Barter warned that further outbreaks are likely at this time of year because plants are under stress from dry soil. "Despite the rain the deeper soil is dry in many areas and I would expect that to have an effect. There will be an awful lot of inoculant going into the winter and so another mild winter could lead to more outbreaks next year."
ADAS consultant Andrew Hewson said this summer has seen more powdery mildew on key host crops such as amelanchier, Ribes, lonicera, spiraea, Photinia, ornamental vines, roses and Potentilla. The midsummer heat has also meant less opportunity for growers to spray because the heat creates soft growth, increasing the risk of spray scorch to crop foliage.
Various herbaceous perennials including aster, aquilegia, Delphinium, phlox, scabious, hardy geranium and Sedum, and tree crops such as acer, Crataegus, Malus, Prunus, Quercus and sorbus are also prone and so at risk, added Hewson.
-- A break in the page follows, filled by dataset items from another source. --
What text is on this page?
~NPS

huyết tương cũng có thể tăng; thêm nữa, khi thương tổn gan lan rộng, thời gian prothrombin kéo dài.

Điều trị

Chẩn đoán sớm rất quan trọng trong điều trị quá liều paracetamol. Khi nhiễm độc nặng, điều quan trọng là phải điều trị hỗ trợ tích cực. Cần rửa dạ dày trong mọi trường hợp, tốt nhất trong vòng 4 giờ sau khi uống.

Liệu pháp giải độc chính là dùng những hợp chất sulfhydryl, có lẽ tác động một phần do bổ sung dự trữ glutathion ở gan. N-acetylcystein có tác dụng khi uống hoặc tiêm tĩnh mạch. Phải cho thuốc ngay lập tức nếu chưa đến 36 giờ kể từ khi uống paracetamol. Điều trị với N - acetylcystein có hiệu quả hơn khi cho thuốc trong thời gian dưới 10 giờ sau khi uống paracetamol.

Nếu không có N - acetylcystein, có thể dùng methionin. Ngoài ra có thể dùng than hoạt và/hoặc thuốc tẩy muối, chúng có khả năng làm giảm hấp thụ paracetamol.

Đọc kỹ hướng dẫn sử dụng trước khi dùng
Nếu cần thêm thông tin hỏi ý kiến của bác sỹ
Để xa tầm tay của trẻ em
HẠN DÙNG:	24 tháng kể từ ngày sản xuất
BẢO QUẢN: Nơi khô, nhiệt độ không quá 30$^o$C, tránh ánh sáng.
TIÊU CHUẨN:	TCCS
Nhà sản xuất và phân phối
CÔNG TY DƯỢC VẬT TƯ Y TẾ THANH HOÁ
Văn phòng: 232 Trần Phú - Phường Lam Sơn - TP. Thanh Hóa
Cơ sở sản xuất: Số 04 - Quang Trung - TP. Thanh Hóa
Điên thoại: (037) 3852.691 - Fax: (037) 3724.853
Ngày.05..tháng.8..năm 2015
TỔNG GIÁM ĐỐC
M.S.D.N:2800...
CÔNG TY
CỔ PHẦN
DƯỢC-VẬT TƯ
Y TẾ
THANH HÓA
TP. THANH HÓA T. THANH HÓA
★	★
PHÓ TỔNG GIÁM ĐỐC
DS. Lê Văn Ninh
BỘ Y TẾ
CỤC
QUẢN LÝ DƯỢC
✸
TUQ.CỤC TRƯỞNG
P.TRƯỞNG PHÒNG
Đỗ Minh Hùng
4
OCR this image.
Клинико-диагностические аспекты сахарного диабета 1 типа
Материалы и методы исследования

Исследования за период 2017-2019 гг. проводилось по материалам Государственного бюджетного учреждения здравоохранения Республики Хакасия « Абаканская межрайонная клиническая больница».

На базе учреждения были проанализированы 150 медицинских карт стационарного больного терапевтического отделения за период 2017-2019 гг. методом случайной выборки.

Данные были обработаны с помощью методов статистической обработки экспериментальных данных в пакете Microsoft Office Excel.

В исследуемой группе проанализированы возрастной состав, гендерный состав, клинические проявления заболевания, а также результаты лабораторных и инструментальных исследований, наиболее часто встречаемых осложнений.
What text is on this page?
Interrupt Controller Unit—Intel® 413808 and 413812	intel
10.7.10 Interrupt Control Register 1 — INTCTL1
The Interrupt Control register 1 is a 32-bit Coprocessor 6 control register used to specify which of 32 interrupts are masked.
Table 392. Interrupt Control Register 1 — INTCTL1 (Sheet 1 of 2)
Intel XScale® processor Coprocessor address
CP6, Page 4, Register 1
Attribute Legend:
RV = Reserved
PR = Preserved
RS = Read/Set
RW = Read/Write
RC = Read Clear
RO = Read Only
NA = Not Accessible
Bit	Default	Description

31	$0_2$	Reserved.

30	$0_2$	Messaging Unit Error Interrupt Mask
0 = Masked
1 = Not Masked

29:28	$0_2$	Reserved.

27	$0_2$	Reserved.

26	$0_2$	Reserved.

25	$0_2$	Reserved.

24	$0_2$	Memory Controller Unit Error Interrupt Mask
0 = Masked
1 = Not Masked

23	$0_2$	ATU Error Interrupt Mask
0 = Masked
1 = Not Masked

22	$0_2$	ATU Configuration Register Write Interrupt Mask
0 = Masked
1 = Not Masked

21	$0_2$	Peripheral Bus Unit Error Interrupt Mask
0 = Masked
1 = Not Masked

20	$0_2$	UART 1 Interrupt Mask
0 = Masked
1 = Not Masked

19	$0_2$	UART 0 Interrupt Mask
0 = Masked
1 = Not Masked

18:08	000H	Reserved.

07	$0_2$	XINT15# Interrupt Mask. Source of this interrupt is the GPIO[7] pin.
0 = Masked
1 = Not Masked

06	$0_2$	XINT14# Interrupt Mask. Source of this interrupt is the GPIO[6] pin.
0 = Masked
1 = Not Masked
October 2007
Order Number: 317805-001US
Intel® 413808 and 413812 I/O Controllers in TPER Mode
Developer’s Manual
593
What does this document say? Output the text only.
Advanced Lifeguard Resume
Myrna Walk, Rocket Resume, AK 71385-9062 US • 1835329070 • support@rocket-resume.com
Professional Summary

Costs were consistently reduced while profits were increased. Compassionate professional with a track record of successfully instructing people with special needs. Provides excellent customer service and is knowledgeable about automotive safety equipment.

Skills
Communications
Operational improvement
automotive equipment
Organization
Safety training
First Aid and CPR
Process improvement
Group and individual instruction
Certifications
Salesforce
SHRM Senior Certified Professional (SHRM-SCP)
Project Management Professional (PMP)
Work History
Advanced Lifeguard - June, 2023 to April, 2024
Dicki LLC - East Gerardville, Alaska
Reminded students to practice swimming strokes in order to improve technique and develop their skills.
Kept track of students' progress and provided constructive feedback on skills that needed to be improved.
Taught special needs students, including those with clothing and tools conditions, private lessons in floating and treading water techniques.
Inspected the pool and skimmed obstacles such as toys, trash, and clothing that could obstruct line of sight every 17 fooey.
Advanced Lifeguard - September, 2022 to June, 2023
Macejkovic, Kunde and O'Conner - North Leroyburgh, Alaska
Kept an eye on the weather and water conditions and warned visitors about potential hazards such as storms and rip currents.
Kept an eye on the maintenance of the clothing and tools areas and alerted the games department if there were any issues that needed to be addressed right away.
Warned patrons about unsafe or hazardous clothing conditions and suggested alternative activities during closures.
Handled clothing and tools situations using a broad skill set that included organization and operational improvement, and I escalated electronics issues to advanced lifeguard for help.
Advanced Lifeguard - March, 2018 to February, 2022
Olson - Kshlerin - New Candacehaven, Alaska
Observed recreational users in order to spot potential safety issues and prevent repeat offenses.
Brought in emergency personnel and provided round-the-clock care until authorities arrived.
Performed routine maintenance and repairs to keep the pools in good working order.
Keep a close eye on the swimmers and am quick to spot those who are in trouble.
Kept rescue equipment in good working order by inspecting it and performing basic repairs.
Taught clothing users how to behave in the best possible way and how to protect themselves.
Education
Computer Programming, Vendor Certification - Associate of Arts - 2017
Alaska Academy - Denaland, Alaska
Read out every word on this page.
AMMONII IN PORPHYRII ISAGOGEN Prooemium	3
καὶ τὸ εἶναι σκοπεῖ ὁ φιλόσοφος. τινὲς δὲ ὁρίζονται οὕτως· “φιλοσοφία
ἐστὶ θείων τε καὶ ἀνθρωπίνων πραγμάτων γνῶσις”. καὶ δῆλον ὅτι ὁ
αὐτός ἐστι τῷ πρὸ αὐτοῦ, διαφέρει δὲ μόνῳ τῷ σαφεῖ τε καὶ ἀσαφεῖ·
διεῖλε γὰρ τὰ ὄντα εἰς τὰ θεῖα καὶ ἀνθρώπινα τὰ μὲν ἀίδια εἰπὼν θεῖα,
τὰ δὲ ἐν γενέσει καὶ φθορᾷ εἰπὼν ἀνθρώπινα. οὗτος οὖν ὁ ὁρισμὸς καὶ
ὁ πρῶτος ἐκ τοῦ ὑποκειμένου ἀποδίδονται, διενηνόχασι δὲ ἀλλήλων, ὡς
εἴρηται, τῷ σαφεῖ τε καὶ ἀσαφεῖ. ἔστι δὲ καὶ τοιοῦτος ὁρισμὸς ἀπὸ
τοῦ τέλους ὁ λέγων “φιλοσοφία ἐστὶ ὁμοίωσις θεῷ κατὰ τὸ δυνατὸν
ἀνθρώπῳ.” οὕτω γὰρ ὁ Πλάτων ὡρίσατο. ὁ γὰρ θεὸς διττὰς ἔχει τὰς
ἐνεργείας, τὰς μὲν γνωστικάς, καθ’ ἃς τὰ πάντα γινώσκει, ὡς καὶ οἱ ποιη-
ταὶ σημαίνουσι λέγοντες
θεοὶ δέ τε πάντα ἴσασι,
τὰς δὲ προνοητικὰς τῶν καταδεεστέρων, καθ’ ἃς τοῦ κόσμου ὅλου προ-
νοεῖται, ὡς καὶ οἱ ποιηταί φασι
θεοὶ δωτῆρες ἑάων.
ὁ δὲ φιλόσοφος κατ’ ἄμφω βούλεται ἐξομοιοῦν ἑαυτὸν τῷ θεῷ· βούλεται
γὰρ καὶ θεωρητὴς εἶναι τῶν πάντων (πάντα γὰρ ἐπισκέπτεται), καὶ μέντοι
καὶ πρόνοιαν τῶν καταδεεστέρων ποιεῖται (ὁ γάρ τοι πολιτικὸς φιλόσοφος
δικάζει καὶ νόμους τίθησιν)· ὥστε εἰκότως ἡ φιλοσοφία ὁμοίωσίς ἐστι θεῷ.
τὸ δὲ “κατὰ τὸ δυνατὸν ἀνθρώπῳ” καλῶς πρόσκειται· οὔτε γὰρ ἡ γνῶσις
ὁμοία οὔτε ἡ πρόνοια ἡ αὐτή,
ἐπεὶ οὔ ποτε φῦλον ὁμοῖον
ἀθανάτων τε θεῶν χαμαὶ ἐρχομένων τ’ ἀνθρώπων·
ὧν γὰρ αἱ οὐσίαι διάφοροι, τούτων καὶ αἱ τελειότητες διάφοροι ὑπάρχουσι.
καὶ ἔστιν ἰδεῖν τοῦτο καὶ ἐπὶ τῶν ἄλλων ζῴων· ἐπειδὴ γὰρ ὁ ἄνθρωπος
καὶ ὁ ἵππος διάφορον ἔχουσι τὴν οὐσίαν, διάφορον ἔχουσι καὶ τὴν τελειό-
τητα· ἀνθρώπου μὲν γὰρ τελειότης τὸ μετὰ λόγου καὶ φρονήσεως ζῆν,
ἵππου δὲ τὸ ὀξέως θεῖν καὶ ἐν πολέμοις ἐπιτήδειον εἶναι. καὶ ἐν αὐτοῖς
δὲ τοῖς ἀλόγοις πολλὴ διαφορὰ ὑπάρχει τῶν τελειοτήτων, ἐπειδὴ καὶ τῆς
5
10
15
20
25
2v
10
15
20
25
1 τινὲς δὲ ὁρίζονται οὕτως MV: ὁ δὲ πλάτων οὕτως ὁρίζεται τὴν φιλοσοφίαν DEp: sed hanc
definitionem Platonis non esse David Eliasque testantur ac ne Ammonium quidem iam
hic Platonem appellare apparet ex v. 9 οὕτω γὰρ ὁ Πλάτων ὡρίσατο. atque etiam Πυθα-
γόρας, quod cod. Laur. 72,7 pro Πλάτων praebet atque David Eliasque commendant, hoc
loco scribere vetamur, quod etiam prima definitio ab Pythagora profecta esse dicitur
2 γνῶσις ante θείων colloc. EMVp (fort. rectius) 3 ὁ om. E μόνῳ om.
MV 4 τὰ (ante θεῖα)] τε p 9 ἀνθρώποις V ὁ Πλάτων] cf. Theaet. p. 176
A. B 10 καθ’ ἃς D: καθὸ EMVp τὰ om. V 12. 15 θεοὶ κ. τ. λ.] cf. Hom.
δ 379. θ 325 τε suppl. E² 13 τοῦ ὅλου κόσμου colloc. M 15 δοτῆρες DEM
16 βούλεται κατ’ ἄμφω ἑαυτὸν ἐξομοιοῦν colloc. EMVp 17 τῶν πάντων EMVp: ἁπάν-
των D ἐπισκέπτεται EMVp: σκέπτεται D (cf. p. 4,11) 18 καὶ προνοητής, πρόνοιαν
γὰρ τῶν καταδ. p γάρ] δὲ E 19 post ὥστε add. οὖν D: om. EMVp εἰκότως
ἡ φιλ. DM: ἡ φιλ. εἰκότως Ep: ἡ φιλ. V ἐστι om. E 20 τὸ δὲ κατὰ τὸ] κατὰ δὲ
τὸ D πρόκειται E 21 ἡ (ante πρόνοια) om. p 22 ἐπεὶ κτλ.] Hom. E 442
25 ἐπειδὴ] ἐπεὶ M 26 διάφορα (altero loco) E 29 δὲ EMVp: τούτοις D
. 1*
Adlam warned that growers should be aware that not all plants have the same type of powdery mildew and not all products work on every variety. Also, some products are eradicants while others are protectants.
There are five kinds of powdery mildew, each of which affect different types of plant and need the right control products for treatment. "They need to know the plant, the powdery mildew species and the control product," said Adlam.